Thomas Pogge
In the absence of global democratic institutions or other mechanisms through which ordinary people can influence the formulation and application of supranational rules, we can expect regulatory capture with a spiral of increasing polarization that benefits a small minority at the tops – and, unintendedly but no less inexorably, keep down the bottom half of humankind.…

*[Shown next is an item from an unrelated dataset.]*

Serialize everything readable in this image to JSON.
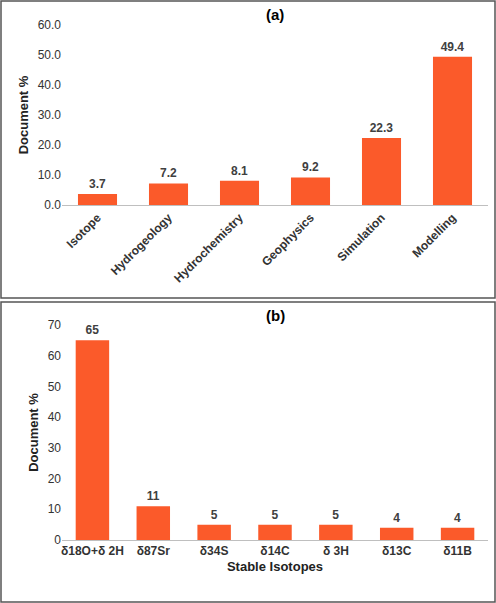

…Paradoxical as it sounds, a moralization of supranational rule making may be in the interest of the most powerful corporations precisely because they now have such unusually large power to shape such rules.
Biography
Thomas Pogge is currently Leitner Professor of Philosophy and International Affairs at Yale University. He is also Professorial Fellow at the ANU Centre for Applied Philosophy and Research Director at the Centre for Study of Mind in Nature, University of Oslo. He received his Ph.D. from Harvard University. He is a prolific writer and lecturer, who has written extensively on moral and political philosophy, including books on cosmopolitanism, global justice and extreme poverty. His book World Poverty and Human Rights is regarded as one of the leading works on global justice. Pogge also heads a team that is working towards developing a complement to the pharmaceutical patent regime that would improve access to advanced medicines for the poor worldwide. His work on global justice and eradication of world poverty is marked by an emphasis on negative duties. He has argued that the massive persistence of severe poverty reflects not merely a breach by the global rich of their positive duty to assist people in great need but also a violation of their negative duty not to contribute to the imposition of a global institutional order that foreseeably and avoidably renders the basic socioeconomic human rights of millions unfulfilled.
Abstract
A Future to Avert: Law as Contributor to Instability and Polarisation
The next decades are very likely to bring a continuation of globalisation, involving a shift of law and regulation from the national to the global level. Supranational law and regulation will increasingly pre-empt, constrain, and shape national legislation. Barring a concerted effort to achieve deep structural reform, this aspect of globalisation will drive two undesirable trends. First, the increasing prominence of supranational rule making, which is undemocratic and mostly intransparent, continually enhances the rule-shaping powers of the most affluent individuals and organisations (relative to the vast majority of ordinary citizens). This is so because only these elite players have the resources and incentives, and can acquire the requisite expertise, successfully to lobby those stronger governments that dominate supranational rule-making. Bending supranational and national law to their will, a tiny global elite will continue to grow its share of global income, twisting law away from justice in the process and also gaining even more influence. This polarisation spiral will corrupt law and its application and will ensure, despite global economic growth, the massive persistence of poverty and disease. Second, regulatory capture will happen piecemeal. Any powerful player or coalition of such players will make concessions in areas where it has relatively less at stake in exchange for other such players making reciprocal concessions in other areas where it has relatively more at stake. Such trades are collectively rational insofar as they get all powerful players more of what they want. However, such trades are also dangerous. An elite coalition ‘buying’ control of some piece of supranational regulation will tend to disregard the needs of the rest of humankind and of future generations because it lacks assurances that other elite players practice analogous self-restraint. Moreover, insofar as various pieces of supranational regulation are shaped by different sets of players with diverse special interests, the whole international rule system will become incoherent and therefore vulnerable to crises that will continue to become increasingly severe.